Vinícius Júnior e sua luta contra o racismo

Leopoldo Mameluque*

Desde abril de 2021, Vinícius Júnior vem sendo vítima de vários episódios de racismo nos estádios da Espanha especialmente por parte de torcedores do Barcelona, do Mallorca, do Atlético de Madrid, do Valladolid, do Osasuna e do Betis, rivais do seu atual clube de futebol, o Real Madrid.

Dentre as agressões destacam-se o fato de os torcedores destas associações futebolísticas xingarem Vinícius Júnior de macaco, dentro e fora do campo, além de pendurarem um boneco alusivo à sua pessoa, enforcado em uma ponte próxima ao estádio do Real Madrid e de colocarem faixas nas ruas com dizeres odiosos a seu respeito.

Verifica-se, portanto, que o racismo existe até mesmo em sociedades civilizadas e sobrevive aos dias atuais. É o que se vê não só na Espanha, mas em vários países do mundo. Os povos negros, especialmente os afrodescendentes, experimentaram, em virtude da sua cor, todo tipo de discriminação e sofrimento, tanto físico quanto mental, quase que ao longo de toda a sua existência.

As origens da discriminação racial estão frequentemente associadas ao período da escravidão, especialmente a ocorrida com os povos negros africanos por parte de colonizadores, que se valiam de mão de obra barata e acessível em praticamente todo os rincões do mundo.

Embora houve inúmeras discussões no início do século XIX, no campo da antropologia, sobre o estudo das raças, naquele período, as ideias da eugenia, do melhoramento da raça e da supremacia de uma delas sobre a outra foram as que mais contribuíram para que os negros, especialmente os descendentes de africanos, experimentassem um longo e penoso caminho em busca da igualdade e da plenitude de direitos e garantias, ainda não assegurados.

Some-se a esta discriminação racial, de forma a agravar ainda mais este quadro, a questão do desnivelamento social criado pela separação ocorrida ao longo dos séculos entre ricos e pobres e entre nobres e plebeus. O fato é que Vinícius Júnior, além de ser negro, também nasceu de família humilde, no país das bananas, o Brasil latino-americano, tornando-se também vítima da discriminação em razão da sua condição de pobreza inicial.

O Antropólogo e educador Darcy Ribeiro, em seu memorável livro o Povo brasileiro, descreveu a rotina de sofrimento dos nossos escravos negros: “Esta era sofrer todo o dia o castigo diário das chicotadas soltas, para trabalhar atento e tenso. Semanalmente vinha um castigo preventivo, pedagógico, para não pensar em fuga, e, quando chamava atenção, recaía sobre ele um castigo exemplar, na forma de mutilações de dedos, do furo de seios, de queimaduras com tição, de ter todos os dentes quebrados criteriosamente, ou dos açoites no pelourinho, sob trezentas chicotadas de uma vez, para matar, ou cinquenta chicotadas diárias, para sobreviver. Se fugia e era apanhado, podia ser marcado com ferro em brasa, tendo um tendão cortado, viver peado com uma bola de ferro, ser queimado vivo, em dias de agonia, na boca da fornalha ou, de uma vez só, jogado nela para arder como um graveto oleoso”.

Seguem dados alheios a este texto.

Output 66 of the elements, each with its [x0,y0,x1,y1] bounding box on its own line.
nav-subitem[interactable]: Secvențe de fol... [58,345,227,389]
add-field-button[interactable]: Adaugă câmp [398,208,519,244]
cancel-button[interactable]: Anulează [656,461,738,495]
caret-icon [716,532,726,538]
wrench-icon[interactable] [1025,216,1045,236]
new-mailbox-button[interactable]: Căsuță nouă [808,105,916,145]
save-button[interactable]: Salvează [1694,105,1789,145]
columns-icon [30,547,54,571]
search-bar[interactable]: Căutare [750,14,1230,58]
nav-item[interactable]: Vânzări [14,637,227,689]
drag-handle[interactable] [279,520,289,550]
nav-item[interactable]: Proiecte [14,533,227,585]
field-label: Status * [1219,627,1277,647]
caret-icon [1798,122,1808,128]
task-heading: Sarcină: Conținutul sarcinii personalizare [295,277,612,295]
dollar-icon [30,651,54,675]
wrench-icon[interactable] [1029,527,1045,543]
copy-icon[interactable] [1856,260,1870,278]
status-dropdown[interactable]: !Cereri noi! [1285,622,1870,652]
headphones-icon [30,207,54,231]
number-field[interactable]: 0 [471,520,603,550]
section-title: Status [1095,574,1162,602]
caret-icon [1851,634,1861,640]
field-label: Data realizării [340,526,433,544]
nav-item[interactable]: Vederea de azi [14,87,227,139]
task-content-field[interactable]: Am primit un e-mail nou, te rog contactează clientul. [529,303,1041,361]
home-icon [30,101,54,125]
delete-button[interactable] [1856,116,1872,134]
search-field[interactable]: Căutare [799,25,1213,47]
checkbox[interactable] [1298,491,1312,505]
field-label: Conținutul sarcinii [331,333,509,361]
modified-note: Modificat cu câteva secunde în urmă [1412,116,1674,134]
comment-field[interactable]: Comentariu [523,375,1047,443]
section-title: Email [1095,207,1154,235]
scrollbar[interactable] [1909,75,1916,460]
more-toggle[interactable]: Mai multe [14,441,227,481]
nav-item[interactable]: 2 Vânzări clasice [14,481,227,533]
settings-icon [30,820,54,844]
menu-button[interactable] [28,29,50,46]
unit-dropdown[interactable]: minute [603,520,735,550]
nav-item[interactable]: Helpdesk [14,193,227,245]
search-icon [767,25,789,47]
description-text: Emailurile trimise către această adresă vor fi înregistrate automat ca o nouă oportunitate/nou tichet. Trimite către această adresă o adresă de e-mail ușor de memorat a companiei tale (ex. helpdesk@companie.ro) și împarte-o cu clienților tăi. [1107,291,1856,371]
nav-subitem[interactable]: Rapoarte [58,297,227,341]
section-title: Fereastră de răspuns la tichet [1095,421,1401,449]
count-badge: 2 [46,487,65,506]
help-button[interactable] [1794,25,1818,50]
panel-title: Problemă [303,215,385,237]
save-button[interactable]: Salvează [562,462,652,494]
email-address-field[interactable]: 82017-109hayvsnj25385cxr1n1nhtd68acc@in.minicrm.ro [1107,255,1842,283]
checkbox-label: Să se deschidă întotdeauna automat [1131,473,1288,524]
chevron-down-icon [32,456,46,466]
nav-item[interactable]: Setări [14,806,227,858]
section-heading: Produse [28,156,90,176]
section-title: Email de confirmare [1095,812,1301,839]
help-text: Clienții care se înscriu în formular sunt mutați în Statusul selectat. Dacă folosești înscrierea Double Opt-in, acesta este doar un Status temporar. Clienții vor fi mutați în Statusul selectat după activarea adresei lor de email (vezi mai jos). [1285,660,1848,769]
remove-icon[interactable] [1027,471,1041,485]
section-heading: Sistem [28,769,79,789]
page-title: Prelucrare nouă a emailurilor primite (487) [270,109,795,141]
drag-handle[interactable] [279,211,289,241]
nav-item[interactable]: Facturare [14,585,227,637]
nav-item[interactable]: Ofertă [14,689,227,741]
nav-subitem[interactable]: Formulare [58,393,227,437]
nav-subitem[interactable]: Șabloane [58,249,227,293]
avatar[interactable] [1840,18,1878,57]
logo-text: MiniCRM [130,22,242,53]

Não se imagina rotina diferente de um escravo negro, igualmente subjugado ao domínio de um Senhor, naqueles tempos em outros países.

Vinícius Júnior é mais um destes tantos negros maltratados, discriminados, despojados de sua condição humana, simplesmente por sua herança de cor e de pobreza. Ao reagir às agressões que seus algozes repetidamente lhe impingem, ele repete a história de vida e de dignidade de tantos negros que, como ele, não aceitaram os insultos, os açoites e a escravidão e reagiram à opressão e à violência com que sempre foram tratados, com luta e irresignação.

Devemos buscar uma sociedade humana, justa e solidária e “reafirmar a fé nos direitos fundamentais do homem, na dignidade e no valor do ser humano, na igualdade de direito dos homens e das mulheres, assim como das nações grandes e pequenas” como preconizado no preâmbulo da Carta das Nações Unidas, de 1945.

Vamos nos solidarizar com Vinícius Júnior e com sua luta e não permitir que as agressões contra ele continuem. O racismo é uma das formas mais odiosas de crime contra a pessoa humana e contra ele devemos lutar, de forma intransigente e com todas as nossas forças, não aceitando a covardia dos que o praticam a todo tempo, quase que impunemente.

 

* Juiz de Direito no Estado de Minas Gerais e autor do livro Black’s Protection Against color-based race discrimination in the American Civil Right Act of 1964 and in the Brazilian Racial Equality Statute.